出版社はTikTokをどう活用すべき? SNS研究者が指摘する、短尺動画でヒットを生むことの功罪

「WEB3.0」がキーワードに? 

SNS研究をする天野彬氏

 短尺動画化が進み、ショートムービーの可能性が広がるなか、逆に時間をかけて制作した長いコンテンツにも可能性があると見ている。 

「ゲンロンの東浩紀さんが昨年、シラスという動画プラットフォームを始めました。最近『CX AWARD 2021』という賞も取って、話題になっています。シラスで配信されている動画を見ると、5・6時間もの長い時間、ひとつのテーマで語りあっているんです。短尺動画の反対の極みというのでしょうか。しかも、哲学のような難解なテーマから、話題作のマニアックな解釈合戦にいたるまで、敷居も高そうに見えてしまう。しかし、最後まで見ると妙な達成感がある。話が脱線したり、時にループしたりするのですが、でもそれが伏線になってイベント終盤で回収されたりして感動する(笑)。いい意味で『無駄だらけ』なんです。 

 東さんがインタビューで『人がお金を払いたかったのは「文章に」ではなく「人に」なんですよ』『その意味で、しゃべるとか、動画っていうのはすごく向いてるんですよね』(PRESIDENT Online)と指摘していました。本ではなく、著者を中心に考える。著者は本に書ききれなくて、モヤモヤしている話材を実はいっぱい抱えている。それをしゃべったりして発信する場所が、すごく重要なんじゃないかと思います」 

 さらにSNSを起点としながら、コミュニティをつくることの重要性を指摘する。 

「先述したように、SNSは個のメディアなので、その人の魅力を発信して、ダイレクトな繋がりが生まれることが大事です。そして、本の書き手という人をベースにすると、人のつながりができてコミュニティも生成していく。本が好きな人のコミュニティを作っていくんですね。また、昨今流行りの言葉でいうと『プロセス・エコノミー』の取り組みにもなる。書籍という完成形だけを売り物にするのではなく、その途上も見せるような仕組みにすることで、読者の間での熱量を高めていく。そういう意味でも、シラスはよくできていると思います」 

 こうした指摘は昨今「Web3.0」と言われる考え方に通底するという。ブロックチェーンやNFTなどの分散型技術を活用して、巨大プラットフォームに依存せずに個人間でつながる考え方だ。 

「ソーシャルメディアの普及がもたらした『Web2.0』のムーブメントは個人の情報発信を容易にして、コミュニケーション環境を豊かにしました。しかしいま問い返されているのは、実質的には巨大プラットフォーマーが牛耳っており、そこではアテンション・エコノミーの原理が支配し、結局皆がバズらせたいがために、似たようなコンテンツが量産されているのではないかということ。 

 今のSNSはどれだけ多くの人に見てもらうかが重要です。多くの人が見てくれるとそこに広告価値がつく。するとバズるコンテンツをみんなが模倣していく。文化の多様性の観点からこの状況をどう判断するべきか、SNSのユーザーでもある私たち自身が自分ごととして捉えなければならないフェイズになっています。 

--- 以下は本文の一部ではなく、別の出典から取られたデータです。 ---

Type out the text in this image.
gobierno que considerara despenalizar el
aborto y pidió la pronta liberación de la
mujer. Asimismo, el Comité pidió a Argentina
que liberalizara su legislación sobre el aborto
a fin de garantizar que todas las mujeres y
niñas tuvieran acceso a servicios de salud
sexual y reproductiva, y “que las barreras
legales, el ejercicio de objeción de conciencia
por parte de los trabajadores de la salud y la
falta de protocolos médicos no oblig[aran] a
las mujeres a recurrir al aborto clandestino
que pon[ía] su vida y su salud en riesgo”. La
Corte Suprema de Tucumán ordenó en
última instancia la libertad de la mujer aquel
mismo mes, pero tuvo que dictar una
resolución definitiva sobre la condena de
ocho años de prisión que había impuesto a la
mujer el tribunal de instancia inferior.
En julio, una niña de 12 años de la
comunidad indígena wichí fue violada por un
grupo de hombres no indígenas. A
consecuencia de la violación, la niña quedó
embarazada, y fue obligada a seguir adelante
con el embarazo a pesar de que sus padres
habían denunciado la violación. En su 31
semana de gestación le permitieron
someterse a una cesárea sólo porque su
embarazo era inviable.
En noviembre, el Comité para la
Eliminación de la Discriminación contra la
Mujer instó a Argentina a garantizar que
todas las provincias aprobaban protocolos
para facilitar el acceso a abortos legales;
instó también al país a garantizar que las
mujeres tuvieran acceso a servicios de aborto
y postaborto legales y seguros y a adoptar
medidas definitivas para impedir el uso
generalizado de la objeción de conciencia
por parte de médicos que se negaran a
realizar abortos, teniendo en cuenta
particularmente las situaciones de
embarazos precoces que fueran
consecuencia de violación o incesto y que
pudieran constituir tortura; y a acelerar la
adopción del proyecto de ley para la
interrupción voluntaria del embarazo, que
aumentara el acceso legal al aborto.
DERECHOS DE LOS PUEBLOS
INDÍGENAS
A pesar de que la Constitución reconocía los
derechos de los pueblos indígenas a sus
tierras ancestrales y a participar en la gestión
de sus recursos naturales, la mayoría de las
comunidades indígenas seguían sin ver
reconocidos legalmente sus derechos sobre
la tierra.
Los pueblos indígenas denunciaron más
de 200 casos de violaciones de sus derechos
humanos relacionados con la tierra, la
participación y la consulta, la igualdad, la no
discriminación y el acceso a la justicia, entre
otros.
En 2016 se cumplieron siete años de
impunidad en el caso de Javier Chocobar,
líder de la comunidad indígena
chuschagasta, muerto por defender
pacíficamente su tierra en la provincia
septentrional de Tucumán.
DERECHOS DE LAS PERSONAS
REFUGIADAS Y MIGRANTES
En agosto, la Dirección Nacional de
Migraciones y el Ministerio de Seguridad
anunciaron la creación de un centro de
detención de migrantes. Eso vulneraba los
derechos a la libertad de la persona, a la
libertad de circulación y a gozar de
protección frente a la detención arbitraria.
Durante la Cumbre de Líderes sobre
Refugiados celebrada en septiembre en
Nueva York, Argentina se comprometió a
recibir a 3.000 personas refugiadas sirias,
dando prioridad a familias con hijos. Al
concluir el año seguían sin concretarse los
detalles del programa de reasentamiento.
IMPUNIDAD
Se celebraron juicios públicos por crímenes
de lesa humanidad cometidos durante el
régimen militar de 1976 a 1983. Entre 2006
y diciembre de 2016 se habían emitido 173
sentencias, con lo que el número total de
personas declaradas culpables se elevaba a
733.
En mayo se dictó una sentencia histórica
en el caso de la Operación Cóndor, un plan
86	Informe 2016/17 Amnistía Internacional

 では、それとは違ったエコシステムをいかにして築いていくのか。それが現在の『Web3.0』の一つの大きな目標だと思います。シラスは『Web3.0』と直接は関係ないですが、今の時代のそうした問題意識や気分を捉えたものでもあると感じます。出版社も同様に、読者とどうつながり、いかにして自分たちの創作物を届けていくのか、新しいコミュニケーション手段を駆使して、さまざまな取り組みを講じることができるタイミングだと思います」 

 動画配信サービスなどのエンタメコンテンツが大量にある今、出版社はTikTokなどのSNSの最新動向をチェックしながら、本を読まない層に向けて情報を届けることが必要そうだ。ただそれだけではなく、読書好きに向けた重厚なコンテンツ・コミュニティづくりが、これまで以上に求められていると言えるかもしれない。